Good evening everyone. Although I have suffered for many years with anxiety...I was never formally diagnosed until recently. Actually about 3 weeks ago.
It has been a rollercoaster ride to say the least.
My anxiety had gotten soo bad till I was basicly a shut in. If I didn't have to leave my home I wouldn't...and that was fine with me.
Simple trips to the grocery store would have me shaken & stired to say the least. Even sitting on my front porch was out of the question.
It was soooo bad.
I have lost several jobs ( or should I say quit) because of how many bad episodes I would have.
I had to do something... The thing is...my demographic of people don't really accept any type of mental illness easily. Its all bottled in one flat and straight forward category "CRAZY". And to be honest...sometimes this anxiety makes me feel just that.
Well here I will share my journey with you all...because right now its my own personal bag of sXXt that I have to keep to myself and figure out for now...and I know at least 1 of you may be able to relate...well I hope you can.
I will be honest & upfront with everything...good...bad...or indifferent.
Wow...just the thought of having an outlet makes me feel a little...well...happy
Moderator comment: I have edited this post due to the swearing. These are open forums so as per the T&Cs please do not use offensive language in posts otherwise they may be deleted.
Ah, our dear friend anxiety! Who likes to gate crash our life at the most inconvenient of times.
I too have left jobs as the crushing anxiety has really made things difficult, that and depression, what a mix! Agggh!
I am aiming to get back into part time work at some point, ease my way back in, and take it from there. Even if I find a role that means I start off on one day, just to test the waters, I will do it!
Hopefully you'll find with time, you can take more control of that demon anxiety and come out on top! It's great to be able to come here and offload your worried amongst people who absolutely 'Get you' as they are dealing with similar.
It's great to hear you feel happy being able to share your thoughts and experiences.
Take care!
🤗
Wow you sound like me. At my worst( years of this) . I didn't care if I never left the g house again. Would only go out with mum. When out worried people w looking at me and if I spoke to them they would think I was strange. If I did interact I would sweatcshake , heartvracing. Now I cope better, I hid it too long , felt people would say pull yourself together. Now I know I'm not crazy . Talking helps, great people understand how it feels. Still have days I can't stop obsessively worrying , heart racing not great, also my doctors great , just gives me small amount meds when really bad then I push on. Horrible illness, wish was a total cure but as other poor people with other illnesses we have to try to mange it. Everyone please talk here especially when mega worrying. No need to be alone. ( living in your own head , convincing yourself everything's ten times worse, not the way to beat this) ❤️
Good morning guys... I've been on meds for a couple weeks. Lexapro & busbar. I also take Lisinopril for high blood pressure caused by my extreme anxiety. I also take trazodone for sleep at night.
Just yesterday I was prescribed a pill that I forget the name of...but it's to help with the weight gain since I'm almost 250 from binge eating & to help stop smoking.
Adjusting to allll this medicine is a rollercoaster ride. I feel like I have to stick to what the Dr suggests for now. Even if some days I feel a hot mess.
The anti anxiety meds seem to be working a bit...but I still feel like the rabbit in the hole. Just able to peep out more often then not.

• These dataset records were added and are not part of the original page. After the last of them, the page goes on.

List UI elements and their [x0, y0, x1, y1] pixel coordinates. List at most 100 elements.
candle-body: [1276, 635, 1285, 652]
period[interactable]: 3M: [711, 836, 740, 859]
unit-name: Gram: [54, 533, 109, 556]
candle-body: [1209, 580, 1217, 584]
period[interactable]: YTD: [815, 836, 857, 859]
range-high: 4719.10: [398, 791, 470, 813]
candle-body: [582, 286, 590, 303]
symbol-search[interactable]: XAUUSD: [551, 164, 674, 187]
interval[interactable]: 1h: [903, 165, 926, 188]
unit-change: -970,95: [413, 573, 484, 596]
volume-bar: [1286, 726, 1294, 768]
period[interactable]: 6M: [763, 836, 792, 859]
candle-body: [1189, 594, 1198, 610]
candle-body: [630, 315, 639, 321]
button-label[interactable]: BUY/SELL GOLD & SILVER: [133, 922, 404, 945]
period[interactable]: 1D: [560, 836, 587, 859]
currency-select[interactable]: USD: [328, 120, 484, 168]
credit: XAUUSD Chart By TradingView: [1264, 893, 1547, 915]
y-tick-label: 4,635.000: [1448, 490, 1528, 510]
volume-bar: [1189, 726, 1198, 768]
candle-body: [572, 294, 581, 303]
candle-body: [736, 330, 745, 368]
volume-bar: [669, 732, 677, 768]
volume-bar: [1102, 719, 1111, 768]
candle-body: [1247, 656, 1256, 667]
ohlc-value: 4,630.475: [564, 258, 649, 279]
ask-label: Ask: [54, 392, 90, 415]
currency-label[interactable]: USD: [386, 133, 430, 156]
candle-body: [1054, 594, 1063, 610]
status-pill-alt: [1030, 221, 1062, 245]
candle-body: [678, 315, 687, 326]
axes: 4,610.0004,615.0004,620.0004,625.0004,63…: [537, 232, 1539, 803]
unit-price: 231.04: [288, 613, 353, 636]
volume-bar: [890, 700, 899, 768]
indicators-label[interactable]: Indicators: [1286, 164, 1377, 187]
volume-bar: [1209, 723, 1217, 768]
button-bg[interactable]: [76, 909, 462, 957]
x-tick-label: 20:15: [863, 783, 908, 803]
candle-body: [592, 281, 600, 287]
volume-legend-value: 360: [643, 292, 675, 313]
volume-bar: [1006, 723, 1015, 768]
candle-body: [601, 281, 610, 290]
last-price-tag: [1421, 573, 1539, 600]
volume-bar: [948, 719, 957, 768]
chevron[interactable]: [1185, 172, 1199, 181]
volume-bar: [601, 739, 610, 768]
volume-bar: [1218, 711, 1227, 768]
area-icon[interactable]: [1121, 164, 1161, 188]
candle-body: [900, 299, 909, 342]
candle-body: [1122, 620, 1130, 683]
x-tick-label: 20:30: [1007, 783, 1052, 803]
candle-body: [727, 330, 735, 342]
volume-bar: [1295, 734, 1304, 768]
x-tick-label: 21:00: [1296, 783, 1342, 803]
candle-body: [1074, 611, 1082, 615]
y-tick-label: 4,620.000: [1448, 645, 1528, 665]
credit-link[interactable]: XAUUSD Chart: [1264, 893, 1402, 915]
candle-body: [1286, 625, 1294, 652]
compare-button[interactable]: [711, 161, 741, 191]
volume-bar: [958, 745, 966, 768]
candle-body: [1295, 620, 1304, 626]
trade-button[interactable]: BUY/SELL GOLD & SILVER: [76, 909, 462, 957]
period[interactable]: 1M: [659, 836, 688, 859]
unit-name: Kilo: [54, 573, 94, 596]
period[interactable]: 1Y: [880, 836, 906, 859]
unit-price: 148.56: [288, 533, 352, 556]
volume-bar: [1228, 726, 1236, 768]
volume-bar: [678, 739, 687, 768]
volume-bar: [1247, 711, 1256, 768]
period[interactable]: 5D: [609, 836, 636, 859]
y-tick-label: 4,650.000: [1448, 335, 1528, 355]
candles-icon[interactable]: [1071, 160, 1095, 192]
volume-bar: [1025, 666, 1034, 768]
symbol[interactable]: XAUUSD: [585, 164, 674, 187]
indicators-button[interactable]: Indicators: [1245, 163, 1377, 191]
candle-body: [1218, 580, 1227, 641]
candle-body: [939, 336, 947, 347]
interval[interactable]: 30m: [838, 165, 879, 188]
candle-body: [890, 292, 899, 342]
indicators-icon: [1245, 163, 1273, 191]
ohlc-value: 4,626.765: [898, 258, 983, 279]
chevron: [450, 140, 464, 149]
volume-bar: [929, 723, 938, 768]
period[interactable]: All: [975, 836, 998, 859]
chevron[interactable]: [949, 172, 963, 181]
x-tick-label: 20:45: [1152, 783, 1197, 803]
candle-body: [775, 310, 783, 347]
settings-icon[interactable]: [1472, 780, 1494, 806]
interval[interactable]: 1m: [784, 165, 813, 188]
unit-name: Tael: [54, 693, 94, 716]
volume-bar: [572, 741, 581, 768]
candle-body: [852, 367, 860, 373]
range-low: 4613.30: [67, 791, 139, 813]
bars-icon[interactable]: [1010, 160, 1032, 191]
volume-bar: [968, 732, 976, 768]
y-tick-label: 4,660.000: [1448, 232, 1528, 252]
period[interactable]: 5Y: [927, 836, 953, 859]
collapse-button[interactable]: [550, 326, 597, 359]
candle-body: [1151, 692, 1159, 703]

I even had a milestone moment...I sat on my porch for about 15mins...& days after went to the grocery store without feeling as though I was about to freak out.
I'm thankful for the small things at this point. Got a new job just as I was starting meds and its a bit of a struggle point. Even on meds I feel that anxiety wins over a lot.
Oh well...progress is progress though.
Yes, I find even on meds (Citalopram) that anxiety can get the better of me, sometimes. I am on 40mgs.
I did take Zopiclone to help me sleep for just over a week, but I turned into a zombie! Eek!
Nytol I take at times, which does help me sleep but I have a break now and again as it tends to lose it's potency.
Good luck with your new job! I hope things work out for you. I think it's good to press on, when you can of course. I just hope I can soon.
Take care!
Sometimes I really think that I went back to work too soon. I just quit a job about 2 months ago and the episode that caused me to quit was massive... It left me a wreck. To the point that for the 1st time in years I admited that I was anxieties b!tch.
Everyday at my new job is filled with tension & medium bouts of anxiety. But I press on...bills don't pay themselves 😞
You are soo right... My thoughts seem to be my enemy a lot of times...but I have no control over it most times. Even on the meds...although I feel less of a overthinker and worrier...I still feel my body tense up in recognition of the stress and anxiety. Its tough. Sooooo tough.
Please take your time getting back to work. Im finding that thats my mistake.. If I could afford to fully recover from my last major break before I returned I really really would've. I feel as though Im pushing myself to do what I k ow I'm not ready for...and I feel it everyday...even on the meds.
Plus with my body adjusting to the meds I feel off sometimes and less productive. Even tired and out of it by tje end of my day. Barely making it to clockout time. It gets soooo pitiful at times. But I will push on.